Red Bull X1 – 2010
OK, this one's not real, just a virtual reality machine for the PlayStation Gran Turismo 5 game. But it was designed with the input of Newey and its theoretical performance – around 20sec per lap faster than a current F1 Red Bull – has been derived from Red Bull's simulation tools.
The X1 is essentially what a Formula 1 car of 2010 would look like were it not for the layers of restrictions the rulebook has imposed over the years in order to keep lap speeds in check. Enclosed wheels (banned since '61) and cockpit ensure a massively better drag figure than the comparatively brick-like open-wheelers. It is powered by a 3-liter, direct-injection turbo V6 – the optimum trade-off between physical size and sheer power – which gives it a theoretical 1,483hp at 15,000rpm.

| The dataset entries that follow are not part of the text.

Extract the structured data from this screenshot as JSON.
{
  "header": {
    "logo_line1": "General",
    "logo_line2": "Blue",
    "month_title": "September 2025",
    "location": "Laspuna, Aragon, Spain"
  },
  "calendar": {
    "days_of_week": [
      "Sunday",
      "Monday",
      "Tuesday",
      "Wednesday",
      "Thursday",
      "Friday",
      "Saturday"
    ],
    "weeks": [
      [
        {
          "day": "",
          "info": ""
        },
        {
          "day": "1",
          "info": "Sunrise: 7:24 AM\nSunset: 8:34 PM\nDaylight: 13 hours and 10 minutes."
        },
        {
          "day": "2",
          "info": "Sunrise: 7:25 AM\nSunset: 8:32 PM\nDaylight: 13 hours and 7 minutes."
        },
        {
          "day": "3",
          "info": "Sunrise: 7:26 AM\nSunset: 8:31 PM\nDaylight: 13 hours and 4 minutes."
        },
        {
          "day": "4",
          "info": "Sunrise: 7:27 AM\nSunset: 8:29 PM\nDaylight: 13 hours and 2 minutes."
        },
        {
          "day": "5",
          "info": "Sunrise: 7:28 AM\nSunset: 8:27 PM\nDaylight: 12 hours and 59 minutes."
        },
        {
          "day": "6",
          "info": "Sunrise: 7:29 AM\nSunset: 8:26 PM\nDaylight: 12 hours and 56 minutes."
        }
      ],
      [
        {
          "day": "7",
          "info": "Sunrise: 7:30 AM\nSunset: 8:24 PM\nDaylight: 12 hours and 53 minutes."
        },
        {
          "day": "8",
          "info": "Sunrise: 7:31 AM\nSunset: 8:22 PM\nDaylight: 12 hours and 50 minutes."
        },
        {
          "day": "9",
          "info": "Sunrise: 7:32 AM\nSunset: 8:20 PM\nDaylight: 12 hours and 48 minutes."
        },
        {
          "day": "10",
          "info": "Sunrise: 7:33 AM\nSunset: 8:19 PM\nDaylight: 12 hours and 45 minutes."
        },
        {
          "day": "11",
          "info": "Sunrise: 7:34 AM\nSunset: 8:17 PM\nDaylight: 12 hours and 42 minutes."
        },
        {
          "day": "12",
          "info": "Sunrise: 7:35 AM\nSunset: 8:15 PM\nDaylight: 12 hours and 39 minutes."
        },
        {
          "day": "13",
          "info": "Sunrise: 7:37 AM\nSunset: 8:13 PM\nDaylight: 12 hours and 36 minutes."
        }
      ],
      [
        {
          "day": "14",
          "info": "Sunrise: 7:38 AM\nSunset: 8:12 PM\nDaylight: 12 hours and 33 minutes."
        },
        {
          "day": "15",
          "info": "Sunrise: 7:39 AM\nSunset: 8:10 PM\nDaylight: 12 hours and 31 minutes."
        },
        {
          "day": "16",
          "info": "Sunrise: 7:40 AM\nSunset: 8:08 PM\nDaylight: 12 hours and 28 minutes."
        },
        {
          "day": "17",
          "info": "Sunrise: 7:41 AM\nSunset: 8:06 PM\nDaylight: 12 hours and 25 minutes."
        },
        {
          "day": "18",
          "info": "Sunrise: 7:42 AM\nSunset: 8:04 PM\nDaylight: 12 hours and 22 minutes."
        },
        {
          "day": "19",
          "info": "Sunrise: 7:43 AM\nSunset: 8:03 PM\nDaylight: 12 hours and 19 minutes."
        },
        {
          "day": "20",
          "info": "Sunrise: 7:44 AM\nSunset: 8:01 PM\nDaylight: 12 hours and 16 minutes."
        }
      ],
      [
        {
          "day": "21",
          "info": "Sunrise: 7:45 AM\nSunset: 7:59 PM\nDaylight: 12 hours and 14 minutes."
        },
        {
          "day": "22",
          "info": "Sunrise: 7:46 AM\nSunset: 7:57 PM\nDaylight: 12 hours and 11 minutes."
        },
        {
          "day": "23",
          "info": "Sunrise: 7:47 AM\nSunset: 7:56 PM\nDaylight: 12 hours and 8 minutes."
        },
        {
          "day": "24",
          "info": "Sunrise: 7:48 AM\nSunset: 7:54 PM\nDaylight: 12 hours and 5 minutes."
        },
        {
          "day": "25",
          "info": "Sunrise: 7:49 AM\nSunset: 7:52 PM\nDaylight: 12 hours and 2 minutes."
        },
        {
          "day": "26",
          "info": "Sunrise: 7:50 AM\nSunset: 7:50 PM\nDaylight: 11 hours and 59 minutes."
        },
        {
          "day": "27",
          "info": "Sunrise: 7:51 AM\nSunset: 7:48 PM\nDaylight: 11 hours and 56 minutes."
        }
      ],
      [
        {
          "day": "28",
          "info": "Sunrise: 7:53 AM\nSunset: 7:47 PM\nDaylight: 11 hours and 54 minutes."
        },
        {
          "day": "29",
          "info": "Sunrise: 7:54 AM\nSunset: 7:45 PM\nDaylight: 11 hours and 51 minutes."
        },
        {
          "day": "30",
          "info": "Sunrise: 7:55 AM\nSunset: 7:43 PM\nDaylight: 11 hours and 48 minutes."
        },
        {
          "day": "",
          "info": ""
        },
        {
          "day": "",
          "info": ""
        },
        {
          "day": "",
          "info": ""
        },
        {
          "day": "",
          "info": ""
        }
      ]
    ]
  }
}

Engine speed is relatively low, but the trade-off is a massive 527lb-ft of torque – around two-and-a-half times the low-down grunt of a current car.
Designed in conjunction with the Gran Turismo game inventor Kazunori Yamauchi and the GT coders Polyphony, Newey has specified a full ground effect chassis – the rear view shows vertical venturi outlets from the sidepods – with a fan-assisted underbody sucking the car to the ground. The diffuser is full-height/full-width.
Sebastian Vettel spent a while re-programing his head when trying the car on the simulator but once he'd done so, found he could lap the Nurburgring in 1min 04.853sec (real-life lap record 1m 18.354sec) while at Suzuka he knocked 20sec off his own pole position time from 2010! Sure, it's make-believe but the numbers are derived from F1 simulation, the accuracy of which pretty much guarantees this is precisely how the car would perform. To see Vettel's virtual lap of the Nurburgring translated into an outside view, see that breathtaking grip into the turns and to know that this is all totally feasible using current technology is to realize the level Formula 1 would naturally have reached if left to its own technical devices.
Aside from that, the car is achingly beautiful. Yamauchi says of his collaboration with Newey: “He did not seem like a hard-headed engineer type. Rather, he was an artist. The communication between Adrian and myself was very smooth and exciting. It was something like an improvisation between two jazz musicians.”